Washington searches for Iranian money and weapons in Latin America, yet too often focuses on the wrong indicators and infrastructure. Today, analysts routinely misread Iran’s regional presence because they focus on observable elements such as sanctions evasion, diplomacy, and criminality over Iran’s slower and more durable strategy.

Since the 1980s, Iran has steadily exported the Islamic Revolution to Latin America, constructing influence networks that embed Tehran within the hemisphere’s political and informational terrain. The cooperation between Hugo Chávez and Mahmoud Ahmadinejad in the early 2000s deepened Iran’s presence in the region, with Venezuela providing financial and logistical channels to circumvent sanctions. This political opening created permissive conditions, enabling Tehran to scale institutional networks anchoring long-term influence across the region.

Rather than episodic projection, Iran has embedded itself in the political ecosystem—building access, narratives, and pre-positioning leverage in the United States’ traditional strategic rear. Over time, this has created strategic depth in the Western Hemisphere and has put Washington’s interests at risk.

Iran has embedded itself in the political ecosystem—building access, narratives, and pre-positioning leverage in the United States’ traditional strategic rear.

Central to this positioning is Iran’s religious access architecture across Latin America. These networks ensure continuity, cultivate intermediaries, and sustain subtle narratives.

The United States Southern Command has recognized that Iran has more than eighty religious centers across Latin America—a disproportionate footprint given a Muslim population of less than 5 million amid a total population of almost 700 million Latin Americans. Moreover, these networks span countries including Argentina, Brazil, Venezuela, Peru, Cuba, and Costa Rica, often taking root in places where Muslim communities were historically small or absent.

Two cases reveal how this architecture operates in practice. The first is the 1994 bombing of the Asociación Mutual Israelita Argentina (AMIA), which underscores the role of Iranian cleric and former diplomat Mohsen Rabbani.
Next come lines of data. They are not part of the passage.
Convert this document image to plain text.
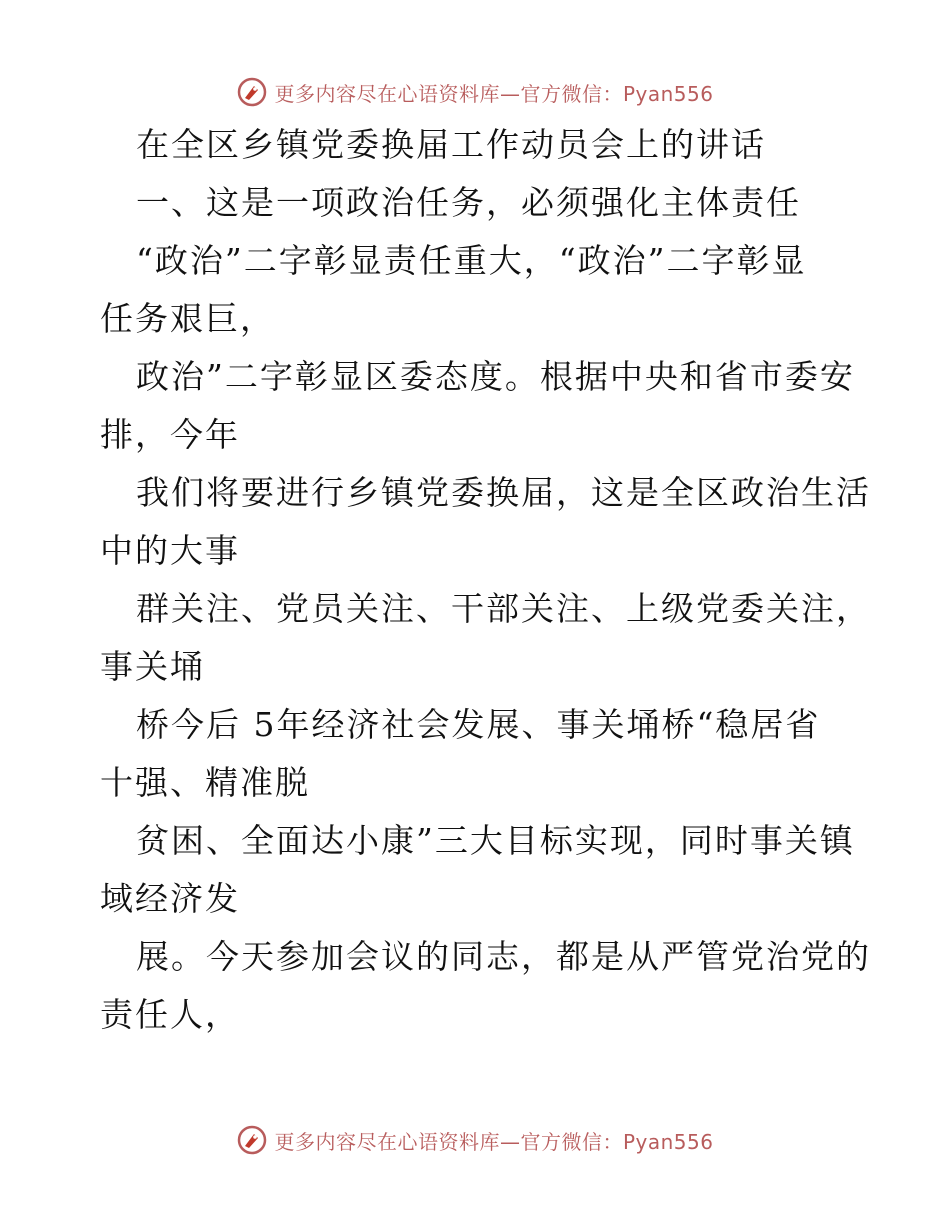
更多内容尽在心语资料库—官方微信：Pyan556
在全区乡镇党委换届工作动员会上的讲话
一、这是一项政治任务，必须强化主体责任
“政治”二字彰显责任重大，“政治”二字彰显
任务艰巨，
政治”二字彰显区委态度。根据中央和省市委安
排，今年
我们将要进行乡镇党委换届，这是全区政治生活
中的大事
群关注、党员关注、干部关注、上级党委关注，
事关埇
桥今后 5年经济社会发展、事关埇桥“稳居省
十强、精准脱
贫困、全面达小康”三大目标实现，同时事关镇
域经济发
展。今天参加会议的同志，都是从严管党治党的
责任人，
更多内容尽在心语资料库—官方微信：Pyan556
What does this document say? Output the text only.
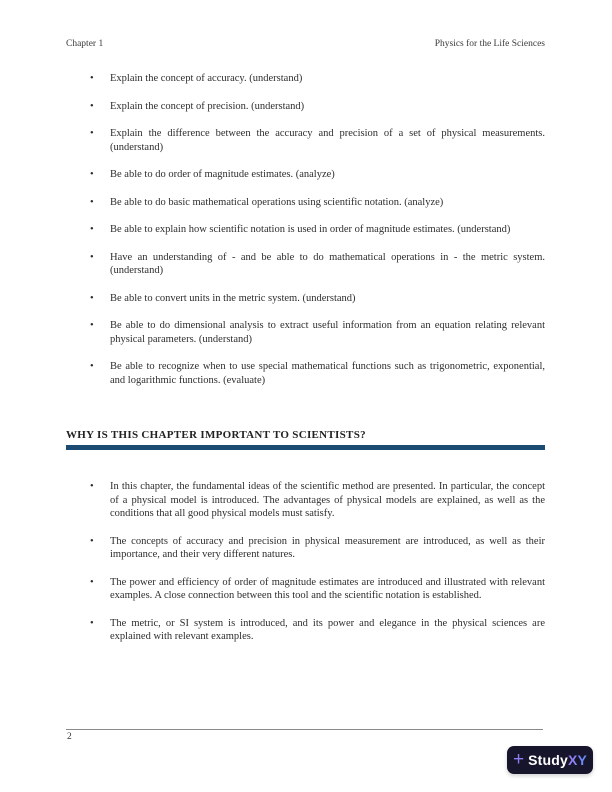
Chapter 1	Physics for the Life Sciences
•	Explain the concept of accuracy. (understand)
•	Explain the concept of precision. (understand)
•	Explain the difference between the accuracy and precision of a set of physical measurements. (understand)
•	Be able to do order of magnitude estimates. (analyze)
•	Be able to do basic mathematical operations using scientific notation. (analyze)
•	Be able to explain how scientific notation is used in order of magnitude estimates. (understand)
•	Have an understanding of - and be able to do mathematical operations in - the metric system. (understand)
•	Be able to convert units in the metric system. (understand)
•	Be able to do dimensional analysis to extract useful information from an equation relating relevant physical parameters. (understand)
•	Be able to recognize when to use special mathematical functions such as trigonometric, exponential, and logarithmic functions. (evaluate)
WHY IS THIS CHAPTER IMPORTANT TO SCIENTISTS?
•	In this chapter, the fundamental ideas of the scientific method are presented. In particular, the concept of a physical model is introduced. The advantages of physical models are explained, as well as the conditions that all good physical models must satisfy.
•	The concepts of accuracy and precision in physical measurement are introduced, as well as their importance, and their very different natures.
•	The power and efficiency of order of magnitude estimates are introduced and illustrated with relevant examples. A close connection between this tool and the scientific notation is established.
•	The metric, or SI system is introduced, and its power and elegance in the physical sciences are explained with relevant examples.
2
+ Study XY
After arriving in Argentina in 1983, Rabbani served as imam at Buenos Aires’ Al-Tawhid mosque, where he built religious and cultural networks tied to Iran.

After he masterminded the 1994 attack and escaped justice, Rabbani continued outreach from Qom—Iran’s clerical center and the ideological capital of its Shi’i establishment. Qom functions not only as a theological hub but also as a command point for exporting clerical influence abroad, including to Latin America.

Building on this framework, Iranian religious outreach has generated conversion networks across the region. A Shi’i center in Abancay, Peru, has reportedly won around 100 local converts, with some later traveling to Iran for religious training—reinforcing clerical-ideological circuits that allow Tehran’s influence to reproduce itself regionally. Through these pipelines, religious outreach evolves into a broader institutional presence that extends beyond isolated local communities.

Reinforcing these clerical networks is a parallel institutional infrastructure. By 2012, at least thirty-six Iranian-linked cultural centers operated across seventeen Latin American countries; today, roughly eighty Iranian-linked cultural centers span the hemisphere, showing how religious pipelines scale into a durable presence. Moreover, Iran has opened six new regional embassies in the last twenty years and they serve as a bridge between Iran’s cultural diplomacy and the Islamic Revolutionary Guard Corps.

Alongside religious and financial layers, Iran has built an informational one.

Clerical education further bolsters this system. Al-Mustafa International University—an Iranian-funded educational organization that the U.S. Department of the Treasury sanctioned in 2020—claims presence in more than fifty countries, including three in Latin America, and has trained tens of thousands of foreign students to foster Iranian ideology worldwide. Officials have identified the institution as a platform capable of supporting recruitment and intelligence facilitation linked to the Qods Force, yielding durable nodes with ideological alignment, linguistic fluency, and institutional ties that Tehran can activate over time.

Material power further strengthens this architecture. U.S. authorities and analysts estimate that Hezbollah-linked criminal networks in Latin America generate up to $200 million annually through narcotics trafficking, smuggling, and money laundering—particularly in the Tri-Border Area, where illicit activity reaches at least $5 billion each year.

Alongside religious and financial layers, Iran has built an informational one. HispanTV, Tehran’s Spanish-language state network, targets nearly 600 million Spanish speakers and maintains a cross-platform audience exceeding 250,000 followers. Rather than mere propaganda, it normalizes Iranian framing, amplifying anti-Israel narratives, fosters conspiracies, and cultivating ideological sympathy among regional political movements.

While soft power typically seeks attraction, Iran’s model prioritizes embedded continuity—intermediaries over audiences, structure over visibility, and persistence over immediacy. Latin America offers permissive terrain: uneven oversight of foreign-funded institutions and receptivity to anti-U.S. narratives.

Thus, by the time Washington recognizes the threat in Latin America, Iran’s infrastructure will already be entrenched, normalized, and harder to dismantle leaving the United States to confront a strategic position that Tehran constructed long before the warning signs became impossible to ignore.